Simon Legree, Elisa, Little Eva, and Tom all became familiar
characters. The North was angered over the enforcement of the
fugitive slave laws, and the South was angered for over
dramatizing of slavery. Meanwhile the South defended the peculiar
institution and their way of life. Biblical support was argued
from the Old and New Testament on the position of slavery. The
Baptists adopted Rev. Richard Furman's apologetics "the
right of holding slaves is clearly established in the Holy
Scriptures, both in precept and example."
The 1844 Methodist General Conference agonized over their
first slaveholding bishop, when Georgia Bishop James O. Andrew
acquired slaves from his second wife. Southerners argued that
bishops were beyond the conference's control. After an 11-day
debate a Northern-led majority vote asked him to desist from
episcopal labors until he got rid of his slaves.
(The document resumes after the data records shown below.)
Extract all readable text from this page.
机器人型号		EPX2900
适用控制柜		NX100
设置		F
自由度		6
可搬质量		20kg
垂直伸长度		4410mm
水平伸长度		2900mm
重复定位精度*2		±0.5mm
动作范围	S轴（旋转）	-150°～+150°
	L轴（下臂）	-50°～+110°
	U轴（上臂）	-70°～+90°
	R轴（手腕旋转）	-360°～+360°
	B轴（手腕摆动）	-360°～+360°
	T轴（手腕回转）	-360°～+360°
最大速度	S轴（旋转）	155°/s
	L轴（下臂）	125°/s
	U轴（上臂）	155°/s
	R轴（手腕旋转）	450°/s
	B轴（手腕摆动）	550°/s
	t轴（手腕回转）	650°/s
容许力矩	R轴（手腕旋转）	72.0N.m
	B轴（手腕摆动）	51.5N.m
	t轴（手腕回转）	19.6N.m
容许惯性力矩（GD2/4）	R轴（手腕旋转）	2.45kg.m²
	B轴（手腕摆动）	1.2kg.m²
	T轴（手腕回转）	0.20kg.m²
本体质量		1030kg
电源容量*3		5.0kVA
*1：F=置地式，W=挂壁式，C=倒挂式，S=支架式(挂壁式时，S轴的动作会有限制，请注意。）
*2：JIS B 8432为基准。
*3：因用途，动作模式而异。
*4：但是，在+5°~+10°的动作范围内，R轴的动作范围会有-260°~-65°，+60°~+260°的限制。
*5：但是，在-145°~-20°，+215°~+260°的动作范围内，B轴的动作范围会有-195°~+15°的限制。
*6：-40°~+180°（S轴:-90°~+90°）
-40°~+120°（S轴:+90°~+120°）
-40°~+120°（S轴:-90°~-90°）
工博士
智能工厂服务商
Politicians, educators, and churchmen asserted their defense
of slavery. The leading pro-slavery argument was the inferiority
of the African and the need to Christianize the slaves. George
Fitzhugh argued that economically slaves were better off than
Northern workers because they were given food, clothing, and
shelter without competing for jobs. The Supreme Court even
supported the position that a slave was property in the Dred
Scott decision. Another Southerner Hinton Rowan Helper, who
converted to the abolitionist cause, wrote The Impending Crisis
of The South, which sensationalized the gap between of the rich
planters and the poverty of the poor whites.
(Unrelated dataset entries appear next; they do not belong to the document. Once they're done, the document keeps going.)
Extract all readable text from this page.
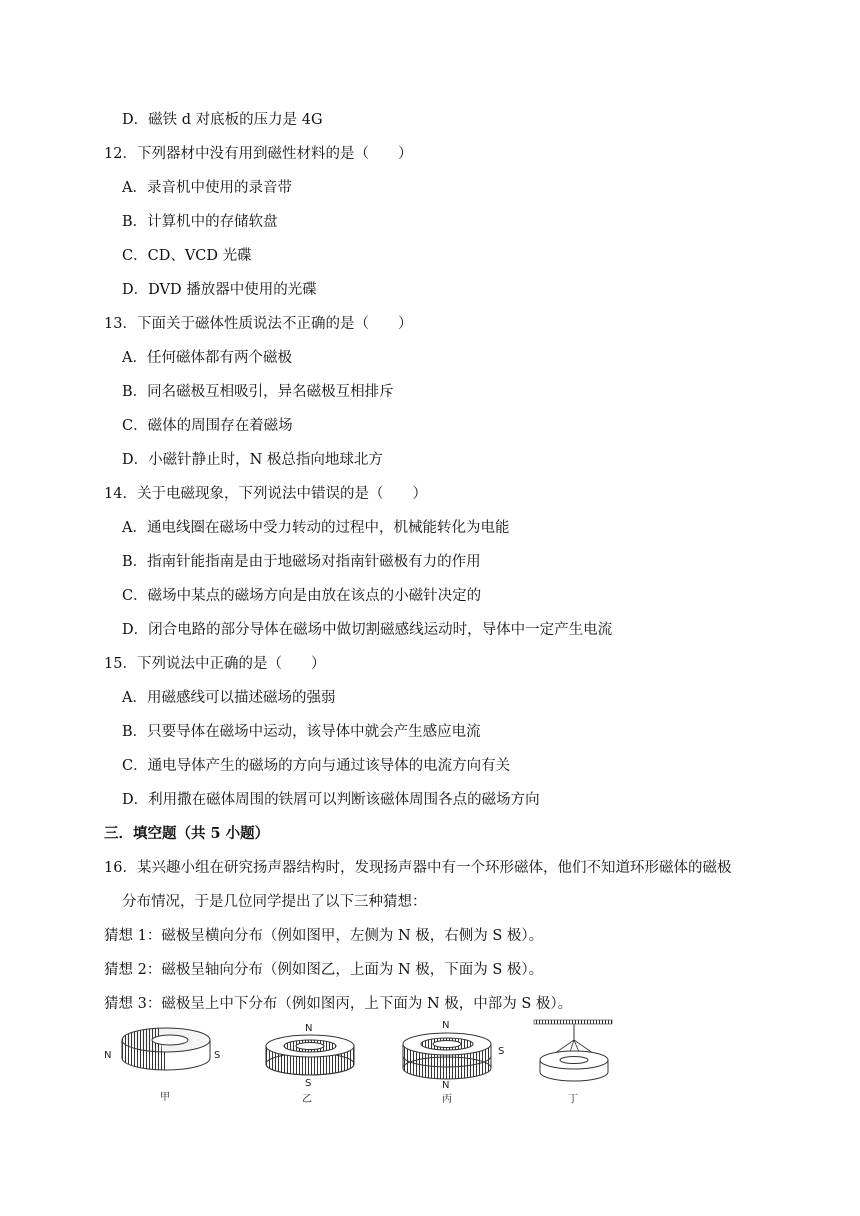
D．磁铁 d 对底板的压力是 4G
12．下列器材中没有用到磁性材料的是（　　）
A．录音机中使用的录音带
B．计算机中的存储软盘
C．CD、VCD 光碟
D．DVD 播放器中使用的光碟
13．下面关于磁体性质说法不正确的是（　　）
A．任何磁体都有两个磁极
B．同名磁极互相吸引，异名磁极互相排斥
C．磁体的周围存在着磁场
D．小磁针静止时，N 极总指向地球北方
14．关于电磁现象，下列说法中错误的是（　　）
A．通电线圈在磁场中受力转动的过程中，机械能转化为电能
B．指南针能指南是由于地磁场对指南针磁极有力的作用
C．磁场中某点的磁场方向是由放在该点的小磁针决定的
D．闭合电路的部分导体在磁场中做切割磁感线运动时，导体中一定产生电流
15．下列说法中正确的是（　　）
A．用磁感线可以描述磁场的强弱
B．只要导体在磁场中运动，该导体中就会产生感应电流
C．通电导体产生的磁场的方向与通过该导体的电流方向有关
D．利用撒在磁体周围的铁屑可以判断该磁体周围各点的磁场方向
三．填空题（共 5 小题）
16．某兴趣小组在研究扬声器结构时，发现扬声器中有一个环形磁体，他们不知道环形磁体的磁极
分布情况，于是几位同学提出了以下三种猜想：
猜想 1：磁极呈横向分布（例如图甲，左侧为 N 极，右侧为 S 极）。
猜想 2：磁极呈轴向分布（例如图乙，上面为 N 极，下面为 S 极）。
猜想 3：磁极呈上中下分布（例如图丙，上下面为 N 极，中部为 S 极）。
N	S
甲
N
S
乙
N
S
N
丙	丁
The intersectional strife widened when a new major party The
Republicans made free soil a key platform plank. Abraham Lincoln
became their most famous candidate, when he shot holes in Stephen
Douglas' popular sovereignty of letting the territories choose
between free men or slavery. The differences were irreconcilable.
The North could not afford to buy freedom for the slaves or give
compensation to the owners, and the South could not afford to
free the slaves and then pay them for their labor. There was no
middleground between the two positions. Any limitations on
slavery in the territories threatened the South, and the property
rights for Dred Scott threatened the North. Their positions were
on a collision course.
After John Brown, who claimed to be divinely called, raided
the federal arsenal at Harper's Ferry, and the election of
Lincoln, who held an anti-slavery position, seven Southern States
led by South Carolina seceded from the Union. During the Civil
War President Lincoln's 1863 proclamation emancipated only the
slaves in the secession states. The four border states in the
Union still had slavery. Finally, all slavery was ended with the
13th Amendment in 1865.
E. D. Branch referred to the period 1836-1860 as the "Sentimental
Years" because they were times when good works flourished as
never before. There were societies to promote education, to
reform prisons, to stop prostitution, to promote world peace, and
even in case of war, to protect the prisoners and care for the
wounded. In many cases Great Britain was the avant-garde for
these social reforms, but to the credit of their colonial
offspring America followed in their train. However, more than
anything else, as the great writers Orr and Latourette have
verified, in many cases the evangelical Christians spearheaded
the reforms.
One final reform that needs mentioned is the Evangelical
Alliance. It was founded in London in 1846 as an ecumenical
attempt to form a united voice on moral and religious concerns.
This federation joined nearly fifty evangelical groups from both
England and America with an ultimate goal to "promote the
cause of Christ everywhere." As the ideas and principles of
the organization expanded in America and into the 20th Century,
it did express the major doctrinal points of unity in
the Protestants churches of that time.